By Jean-no on Fév 10, 2010
Bah, les temps changent, c’est dans l’ordre des choses, il y aura de nouvelles occasions de s’enthousiasmer
By ada on Fév 14, 2010
Très bien cet article ! Merci ! Dans mes favoris, et hop !
By emoc on Fév 20, 2010
Dans mon souvenir, le terrain expérimental se réduit autour de 2004, et du service pack 2 de windows. C’est à partir de là qu’une petite ligne est apparue dans explorer, navigateur dominant, pour indiquer qu’une fenêtre pop-up tentait de s’ouvrir et qu’ie l’en empêchait.
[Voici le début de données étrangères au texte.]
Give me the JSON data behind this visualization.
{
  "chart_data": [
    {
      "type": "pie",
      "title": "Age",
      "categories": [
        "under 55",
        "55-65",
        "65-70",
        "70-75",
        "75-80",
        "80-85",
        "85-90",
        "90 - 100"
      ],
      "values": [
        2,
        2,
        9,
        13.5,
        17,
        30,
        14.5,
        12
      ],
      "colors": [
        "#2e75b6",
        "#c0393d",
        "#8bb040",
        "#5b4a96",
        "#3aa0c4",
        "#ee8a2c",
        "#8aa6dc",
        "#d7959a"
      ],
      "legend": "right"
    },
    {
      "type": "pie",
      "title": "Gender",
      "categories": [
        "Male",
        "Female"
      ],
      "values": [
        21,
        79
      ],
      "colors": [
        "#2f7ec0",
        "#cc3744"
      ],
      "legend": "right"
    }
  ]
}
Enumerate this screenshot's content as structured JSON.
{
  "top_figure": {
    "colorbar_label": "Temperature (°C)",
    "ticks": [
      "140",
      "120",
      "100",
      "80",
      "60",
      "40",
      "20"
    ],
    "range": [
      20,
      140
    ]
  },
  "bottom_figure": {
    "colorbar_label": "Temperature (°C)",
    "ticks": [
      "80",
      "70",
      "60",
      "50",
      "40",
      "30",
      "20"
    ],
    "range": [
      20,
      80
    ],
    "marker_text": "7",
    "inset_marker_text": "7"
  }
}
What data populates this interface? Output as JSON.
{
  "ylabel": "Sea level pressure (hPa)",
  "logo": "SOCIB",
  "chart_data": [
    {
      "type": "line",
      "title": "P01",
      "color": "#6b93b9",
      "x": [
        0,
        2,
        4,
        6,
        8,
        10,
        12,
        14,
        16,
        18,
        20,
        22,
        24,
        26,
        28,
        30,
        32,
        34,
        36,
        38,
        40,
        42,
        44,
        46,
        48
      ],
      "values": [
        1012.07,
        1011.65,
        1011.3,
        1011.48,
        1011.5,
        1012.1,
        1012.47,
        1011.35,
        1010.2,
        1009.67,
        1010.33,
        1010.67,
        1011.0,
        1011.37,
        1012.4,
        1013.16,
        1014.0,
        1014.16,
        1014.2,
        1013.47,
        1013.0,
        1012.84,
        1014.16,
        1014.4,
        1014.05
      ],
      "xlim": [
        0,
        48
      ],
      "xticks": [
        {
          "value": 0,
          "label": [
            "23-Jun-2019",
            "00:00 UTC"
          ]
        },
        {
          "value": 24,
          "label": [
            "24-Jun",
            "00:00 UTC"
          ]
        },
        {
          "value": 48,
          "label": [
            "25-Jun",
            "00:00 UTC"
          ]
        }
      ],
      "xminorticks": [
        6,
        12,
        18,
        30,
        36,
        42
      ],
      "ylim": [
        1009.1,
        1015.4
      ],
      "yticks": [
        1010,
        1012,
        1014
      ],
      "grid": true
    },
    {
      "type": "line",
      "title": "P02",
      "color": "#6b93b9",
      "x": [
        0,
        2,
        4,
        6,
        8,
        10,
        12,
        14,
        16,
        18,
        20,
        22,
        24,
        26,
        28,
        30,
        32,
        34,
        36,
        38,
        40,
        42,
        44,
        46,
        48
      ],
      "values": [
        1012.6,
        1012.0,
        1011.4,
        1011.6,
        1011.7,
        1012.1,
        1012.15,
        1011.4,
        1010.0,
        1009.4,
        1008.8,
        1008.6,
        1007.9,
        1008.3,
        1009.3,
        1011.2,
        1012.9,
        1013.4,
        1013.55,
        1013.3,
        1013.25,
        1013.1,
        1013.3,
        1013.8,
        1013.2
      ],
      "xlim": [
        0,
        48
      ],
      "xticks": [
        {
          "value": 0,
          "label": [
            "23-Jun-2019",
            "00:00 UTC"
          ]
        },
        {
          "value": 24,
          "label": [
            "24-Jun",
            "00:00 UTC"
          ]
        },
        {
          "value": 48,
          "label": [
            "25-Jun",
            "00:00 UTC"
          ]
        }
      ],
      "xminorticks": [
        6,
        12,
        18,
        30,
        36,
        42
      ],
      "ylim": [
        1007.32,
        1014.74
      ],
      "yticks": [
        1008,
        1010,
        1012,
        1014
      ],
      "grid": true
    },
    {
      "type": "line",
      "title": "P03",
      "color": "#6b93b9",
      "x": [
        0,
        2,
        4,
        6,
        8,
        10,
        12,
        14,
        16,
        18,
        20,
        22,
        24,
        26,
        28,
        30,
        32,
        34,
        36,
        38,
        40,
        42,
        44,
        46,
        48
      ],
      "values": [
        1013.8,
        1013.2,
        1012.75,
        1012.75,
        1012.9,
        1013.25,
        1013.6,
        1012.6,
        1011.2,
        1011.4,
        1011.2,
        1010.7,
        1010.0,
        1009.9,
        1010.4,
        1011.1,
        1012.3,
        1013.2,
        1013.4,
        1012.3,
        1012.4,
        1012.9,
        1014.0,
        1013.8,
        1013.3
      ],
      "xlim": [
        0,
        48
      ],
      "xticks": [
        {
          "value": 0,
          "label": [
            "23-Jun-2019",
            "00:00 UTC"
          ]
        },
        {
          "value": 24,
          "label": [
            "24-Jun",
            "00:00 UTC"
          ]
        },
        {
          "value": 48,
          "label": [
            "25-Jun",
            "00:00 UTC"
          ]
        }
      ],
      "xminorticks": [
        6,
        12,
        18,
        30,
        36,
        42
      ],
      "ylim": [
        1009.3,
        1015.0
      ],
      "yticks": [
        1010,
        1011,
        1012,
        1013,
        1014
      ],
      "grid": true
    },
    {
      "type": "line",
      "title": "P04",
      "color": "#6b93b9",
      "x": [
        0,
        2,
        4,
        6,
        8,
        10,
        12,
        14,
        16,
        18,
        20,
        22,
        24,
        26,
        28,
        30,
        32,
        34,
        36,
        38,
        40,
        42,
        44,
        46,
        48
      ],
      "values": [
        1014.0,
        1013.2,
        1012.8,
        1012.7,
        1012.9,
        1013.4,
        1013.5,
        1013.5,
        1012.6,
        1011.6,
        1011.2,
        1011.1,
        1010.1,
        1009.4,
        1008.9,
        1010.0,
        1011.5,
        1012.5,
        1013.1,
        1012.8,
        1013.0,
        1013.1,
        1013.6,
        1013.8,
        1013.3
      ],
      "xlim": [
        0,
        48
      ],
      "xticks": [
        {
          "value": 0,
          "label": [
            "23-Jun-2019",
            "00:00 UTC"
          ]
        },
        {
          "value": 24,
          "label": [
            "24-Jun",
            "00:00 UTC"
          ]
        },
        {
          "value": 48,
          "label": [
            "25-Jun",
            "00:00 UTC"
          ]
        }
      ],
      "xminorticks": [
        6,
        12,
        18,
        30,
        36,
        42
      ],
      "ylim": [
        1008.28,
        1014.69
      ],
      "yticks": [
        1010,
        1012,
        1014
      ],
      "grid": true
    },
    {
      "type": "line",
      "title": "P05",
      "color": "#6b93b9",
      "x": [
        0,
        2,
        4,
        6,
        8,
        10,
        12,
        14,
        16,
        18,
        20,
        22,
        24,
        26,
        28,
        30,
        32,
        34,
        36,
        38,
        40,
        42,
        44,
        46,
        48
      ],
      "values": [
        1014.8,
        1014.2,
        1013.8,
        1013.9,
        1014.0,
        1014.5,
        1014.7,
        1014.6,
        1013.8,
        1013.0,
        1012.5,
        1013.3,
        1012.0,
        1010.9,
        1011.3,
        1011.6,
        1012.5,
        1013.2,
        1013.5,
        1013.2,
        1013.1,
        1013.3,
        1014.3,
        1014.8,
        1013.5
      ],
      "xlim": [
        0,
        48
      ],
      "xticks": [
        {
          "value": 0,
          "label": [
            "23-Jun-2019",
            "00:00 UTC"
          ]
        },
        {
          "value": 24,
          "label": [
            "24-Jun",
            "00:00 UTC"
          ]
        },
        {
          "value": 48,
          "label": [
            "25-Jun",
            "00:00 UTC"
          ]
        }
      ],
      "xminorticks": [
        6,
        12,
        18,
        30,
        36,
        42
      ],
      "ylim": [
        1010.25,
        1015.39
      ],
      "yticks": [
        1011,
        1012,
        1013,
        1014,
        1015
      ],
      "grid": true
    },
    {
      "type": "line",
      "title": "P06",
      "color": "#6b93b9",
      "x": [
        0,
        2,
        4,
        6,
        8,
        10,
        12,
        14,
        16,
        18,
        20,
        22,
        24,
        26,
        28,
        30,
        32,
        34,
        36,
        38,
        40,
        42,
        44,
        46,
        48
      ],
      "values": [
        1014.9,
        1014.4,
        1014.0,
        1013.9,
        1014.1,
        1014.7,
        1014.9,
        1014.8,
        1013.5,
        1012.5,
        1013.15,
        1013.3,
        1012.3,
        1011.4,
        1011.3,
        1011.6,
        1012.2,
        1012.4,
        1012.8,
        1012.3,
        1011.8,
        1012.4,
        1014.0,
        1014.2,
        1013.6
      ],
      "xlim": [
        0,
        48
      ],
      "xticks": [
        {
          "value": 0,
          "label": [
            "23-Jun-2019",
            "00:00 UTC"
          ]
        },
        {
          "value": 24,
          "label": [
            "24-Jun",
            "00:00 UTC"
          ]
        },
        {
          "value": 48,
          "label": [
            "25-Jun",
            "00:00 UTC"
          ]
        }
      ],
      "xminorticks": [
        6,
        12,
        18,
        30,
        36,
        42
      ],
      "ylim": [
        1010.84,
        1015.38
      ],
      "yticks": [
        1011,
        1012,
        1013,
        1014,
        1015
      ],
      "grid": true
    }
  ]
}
Ca partait d’une bonne intention, réduire le volume de publicités envahissantes, mais ça aura précipité la fin des fenêtres de toutes tailles qu’on pouvait alors ouvrir/(dé)placer/dimensionner/faire dialoguer en javascript, et réduit la taille du « terrain de jeu » au cadre de la fenêtre.
Aujourd’hui, les réclames sont toujours là, en pop-ins elles s’invitent directement dans la page, l’usage de la navigation par onglet s’est imposé, les pop-ups sont impitoyablement éliminées… (pas toutes! : http://www.project-euh.com/pong/ )
By Jean-no on Fév 20, 2010
Je regrette pas mal les pop-ups mais il est vrai que c’étaient des éléments d’interface critiques, capables d’être très envahissants et très déstabilisants pour le public.
By pierre on Mar 13, 2012
J’avais parcourus un de ces sites conçu par Closky ainsi que plusieurs sites qui jouaient avec les pop up. Comme un livre ou une peinture se relit ou s’étudie, il faudrait pouvoir réaccéder à tout ces sites et les ranger dans un site plus grand. Il me semble qu’il existe déjà un truc comme ça mais j’ai perdu l’adresse.